After that night, I couldn’t forget the body in our basement, two stories below my bed, one story below our kitchen table. I began to notice the rhythm of the work that went on in our household. The phone call. The arrival of the body beneath a sheet. Pop’s late nights in the basement. The house filling with old men in suits, hunched like crows, old women trembling in pretty hats. The sound of ladies weeping in my father’s arms and his soothing voice, how he sounded like he did on the commercial.

Maybe he felt relief finally showing me his workspace, ending the trickery to hide it all those years. To my father, this was honorable, tender work. A part of his life, a reality of our home.

“You’ve forgotten that death is rare and traumatic for most people,” Bernice told him. “You might want to keep it that way for Mary.”

Their relationship was serious enough that she occasionally tidied up our house and kept an eye on me as Pop worked. She cleaned in knee-length dresses and my father’s mucking boots, which she liked to wear because they were several sizes bigger than her feet and she could step into them even if her hands were full, moving from room to room with rags and sprays and handfuls of the various things we had dirtied.

She dusted around us while I sat beside Pop on the sofa, choosing casket fabric from the fat three-ring binder. I loved to touch the swatches of taffeta (though customers always chose polyester). My favorite colors were named after flowers: buttercup, orchid, peony, magnolia. I loved to open the tackle box, where he kept makeup. He let me paint thick, putty-colored grease on the back of my hand.

Bernice helped wash it off. She scrubbed too hard. Later, she scrubbed the house with bleach and sprayed with Lysol to cover up what she called the “smell of death.” Afterward, she lay down in a dark room, complaining of headaches she believed were from the formaldehyde and my father believed were from the cleaning products.

The problem with dating my father was that you also had to take on his business and me. If he had ever fretted about whether a woman could learn to love his mood swings, his drinking, his habit of going to work early and finishing late, this set of baggage (our home and me) was the hardest sell.

Bernice came into my room one day, wearing my father’s boots and carrying a stack of folded clothes. She sat on the bed, holding the laundry, and watched me at play.

“I washed an outfit you might want to wear for school,” she said. “I added a bow to it. Would you like to see?”

But I was like my father; it was hard to break my attention when I was at work.
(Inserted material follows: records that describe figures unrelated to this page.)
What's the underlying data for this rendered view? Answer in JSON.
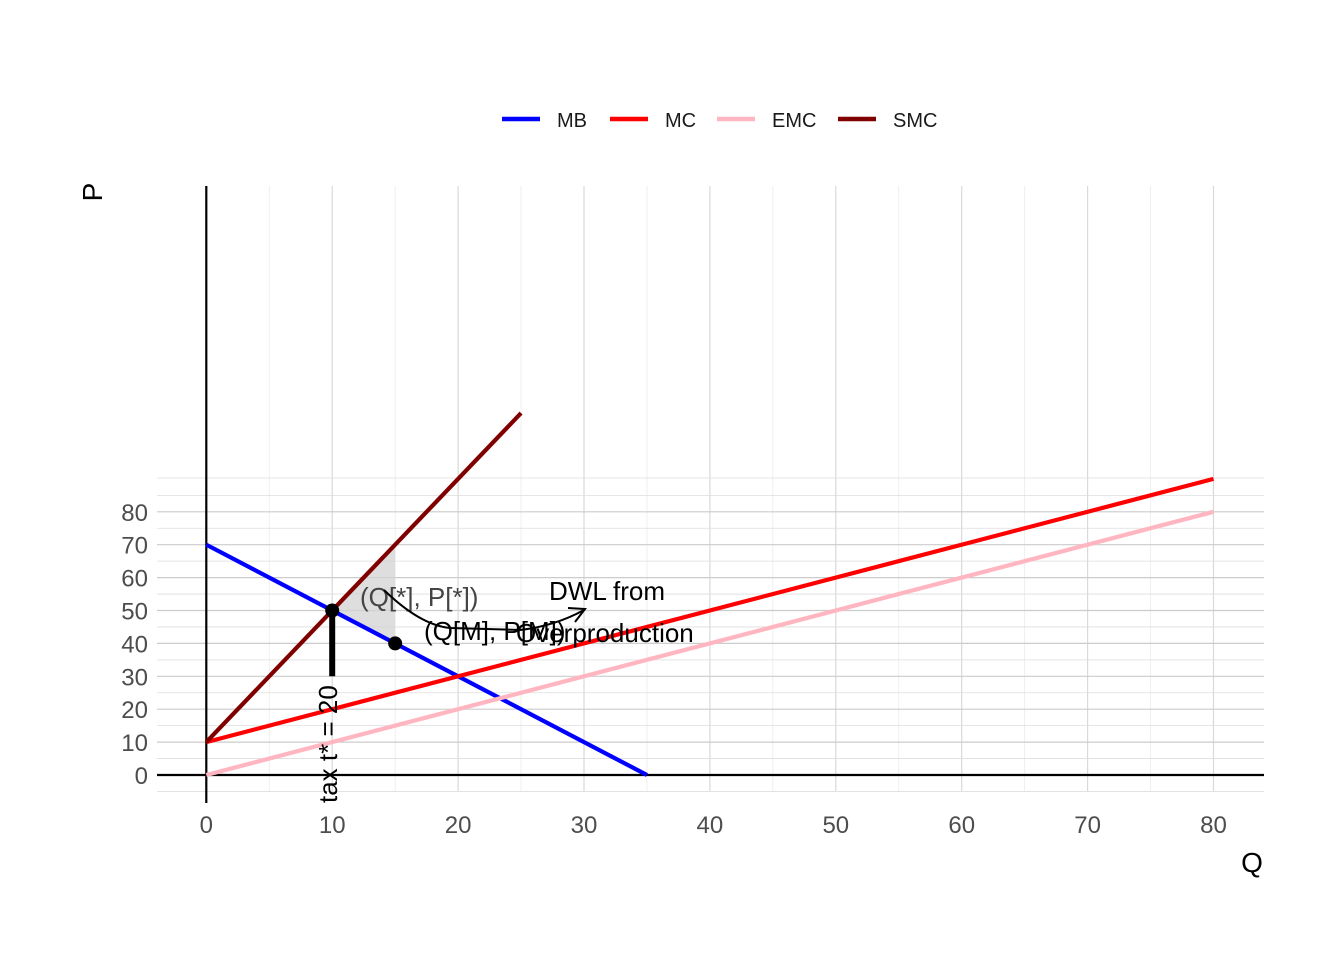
{
  "chart_data": {
    "type": "line",
    "xlabel": "Q",
    "ylabel": "P",
    "xlim": [
      -4,
      84
    ],
    "ylim": [
      -5,
      89
    ],
    "x_ticks": [
      0,
      10,
      20,
      30,
      40,
      50,
      60,
      70,
      80
    ],
    "y_ticks": [
      0,
      10,
      20,
      30,
      40,
      50,
      60,
      70,
      80
    ],
    "grid": true,
    "legend_position": "top",
    "series": [
      {
        "name": "MB",
        "color": "#0000ff",
        "points": [
          [
            0,
            70
          ],
          [
            35,
            0
          ]
        ]
      },
      {
        "name": "MC",
        "color": "#ff0000",
        "points": [
          [
            0,
            10
          ],
          [
            80,
            90
          ]
        ]
      },
      {
        "name": "EMC",
        "color": "#ffb6c1",
        "points": [
          [
            0,
            0
          ],
          [
            80,
            80
          ]
        ]
      },
      {
        "name": "SMC",
        "color": "#800000",
        "points": [
          [
            0,
            10
          ],
          [
            25,
            110
          ]
        ]
      }
    ],
    "points": [
      {
        "name": "optimum",
        "x": 10,
        "y": 50
      },
      {
        "name": "market",
        "x": 15,
        "y": 40
      }
    ],
    "dwl_region": [
      [
        10,
        50
      ],
      [
        15,
        70
      ],
      [
        15,
        40
      ]
    ],
    "tax_segment": {
      "x": 10,
      "y_from": 30,
      "y_to": 50
    },
    "annotations": {
      "optimum_label": "(Q[*], P[*])",
      "market_label": "(Q[M], P[M])",
      "dwl_line1": "DWL from",
      "dwl_line2": "Overproduction",
      "tax_label": "tax t* = 20"
    }
  }
}
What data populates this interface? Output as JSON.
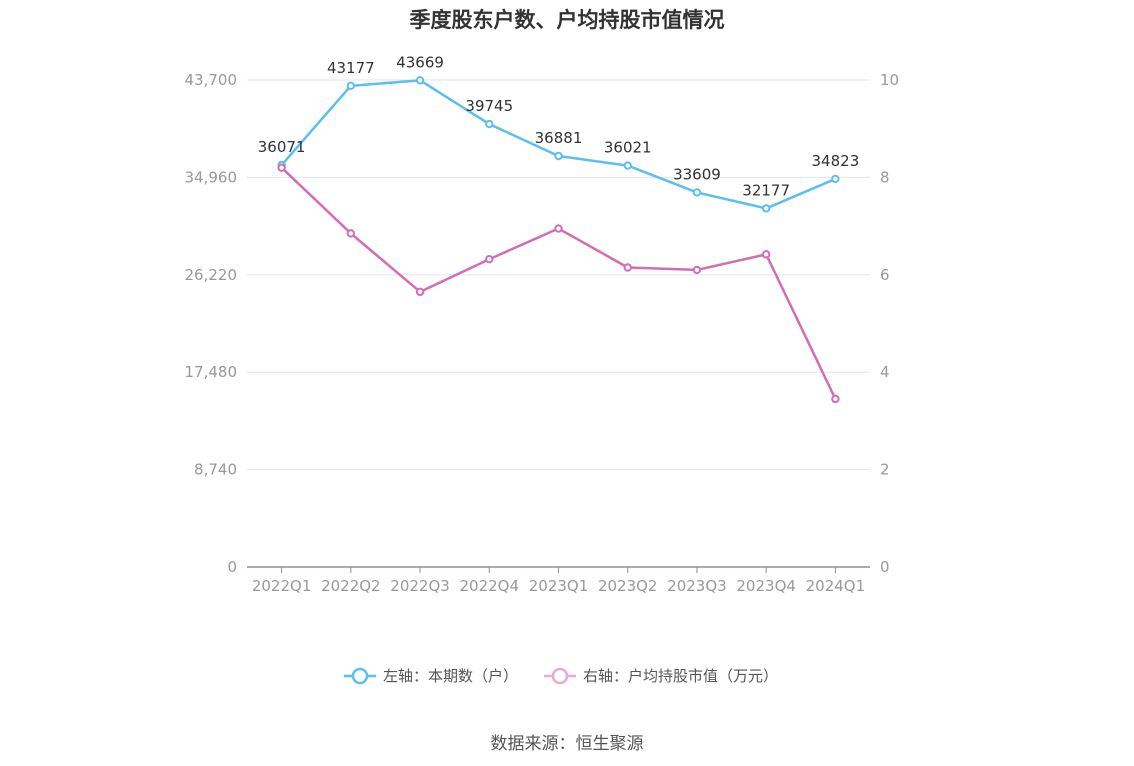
{
  "title": "季度股东户数、户均持股市值情况",
  "source": "数据来源：恒生聚源",
  "colors": {
    "left_series": "#5bbff0",
    "right_series": "#d46cb4",
    "grid": "#e3e6ef",
    "axis": "#8a8fa3"
  },
  "chart_data": {
    "type": "line",
    "title": "季度股东户数、户均持股市值情况",
    "categories": [
      "2022Q1",
      "2022Q2",
      "2022Q3",
      "2022Q4",
      "2023Q1",
      "2023Q2",
      "2023Q3",
      "2023Q4",
      "2024Q1"
    ],
    "left_axis": {
      "ticks": [
        "0",
        "8,740",
        "17,480",
        "26,220",
        "34,960",
        "43,700"
      ],
      "ylim": [
        0,
        43700
      ]
    },
    "right_axis": {
      "ticks": [
        "0",
        "2",
        "4",
        "6",
        "8",
        "10"
      ],
      "ylim": [
        0,
        10
      ]
    },
    "grid": true,
    "legend_position": "bottom-center",
    "series": [
      {
        "name": "左轴：本期数（户）",
        "axis": "left",
        "values": [
          36071,
          43177,
          43669,
          39745,
          36881,
          36021,
          33609,
          32177,
          34823
        ],
        "labels": [
          "36071",
          "43177",
          "43669",
          "39745",
          "36881",
          "36021",
          "33609",
          "32177",
          "34823"
        ]
      },
      {
        "name": "右轴：户均持股市值（万元）",
        "axis": "right",
        "values": [
          8.2,
          6.85,
          5.65,
          6.32,
          6.95,
          6.15,
          6.1,
          6.42,
          3.45
        ]
      }
    ]
  }
}
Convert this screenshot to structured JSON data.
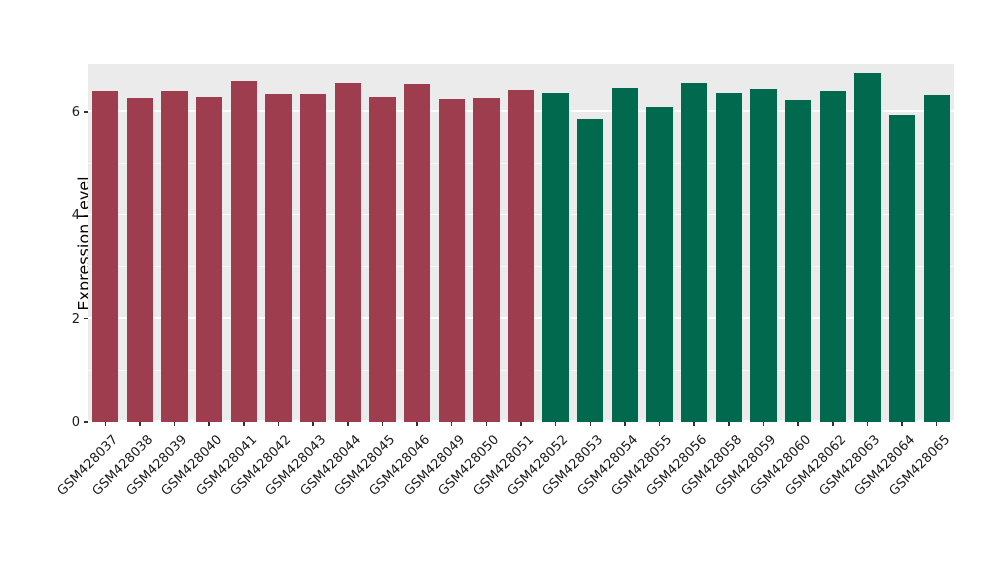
{
  "chart_data": {
    "type": "bar",
    "title": "",
    "xlabel": "",
    "ylabel": "Expression Level",
    "categories": [
      "GSM428037",
      "GSM428038",
      "GSM428039",
      "GSM428040",
      "GSM428041",
      "GSM428042",
      "GSM428043",
      "GSM428044",
      "GSM428045",
      "GSM428046",
      "GSM428049",
      "GSM428050",
      "GSM428051",
      "GSM428052",
      "GSM428053",
      "GSM428054",
      "GSM428055",
      "GSM428056",
      "GSM428058",
      "GSM428059",
      "GSM428060",
      "GSM428062",
      "GSM428063",
      "GSM428064",
      "GSM428065"
    ],
    "values": [
      6.41,
      6.27,
      6.41,
      6.29,
      6.6,
      6.35,
      6.35,
      6.56,
      6.29,
      6.54,
      6.25,
      6.27,
      6.43,
      6.37,
      5.86,
      6.47,
      6.1,
      6.56,
      6.37,
      6.45,
      6.23,
      6.41,
      6.76,
      5.94,
      6.33
    ],
    "bar_group_index": [
      0,
      0,
      0,
      0,
      0,
      0,
      0,
      0,
      0,
      0,
      0,
      0,
      0,
      1,
      1,
      1,
      1,
      1,
      1,
      1,
      1,
      1,
      1,
      1,
      1
    ],
    "groups": [
      {
        "name": "group-1",
        "color": "#9e3d4e"
      },
      {
        "name": "group-2",
        "color": "#01694d"
      }
    ],
    "yticks": [
      0,
      2,
      4,
      6
    ],
    "minor_ticks": [
      1,
      3,
      5
    ],
    "ylim": [
      0,
      6.93
    ],
    "grid": true,
    "legend": "none",
    "panel_background": "#ebebeb",
    "gridline_color": "#ffffff"
  }
}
I folded sheets of tinfoil into shiny metal beds and placed my plastic dolls on them. I whispered words like Glory and Our Little Angel, then draped them head to foot in Kleenex. I played wearing latex gloves, powdery inside, loose on my hands. I heard Bernice draw a breath. I looked up to see her mouth open as if to speak. I peeled off a long piece of tinfoil to make a second metal bed. Bernice closed her mouth, hugging the stack of clothes to her chest. And I could feel the shame of the strange child I’d become.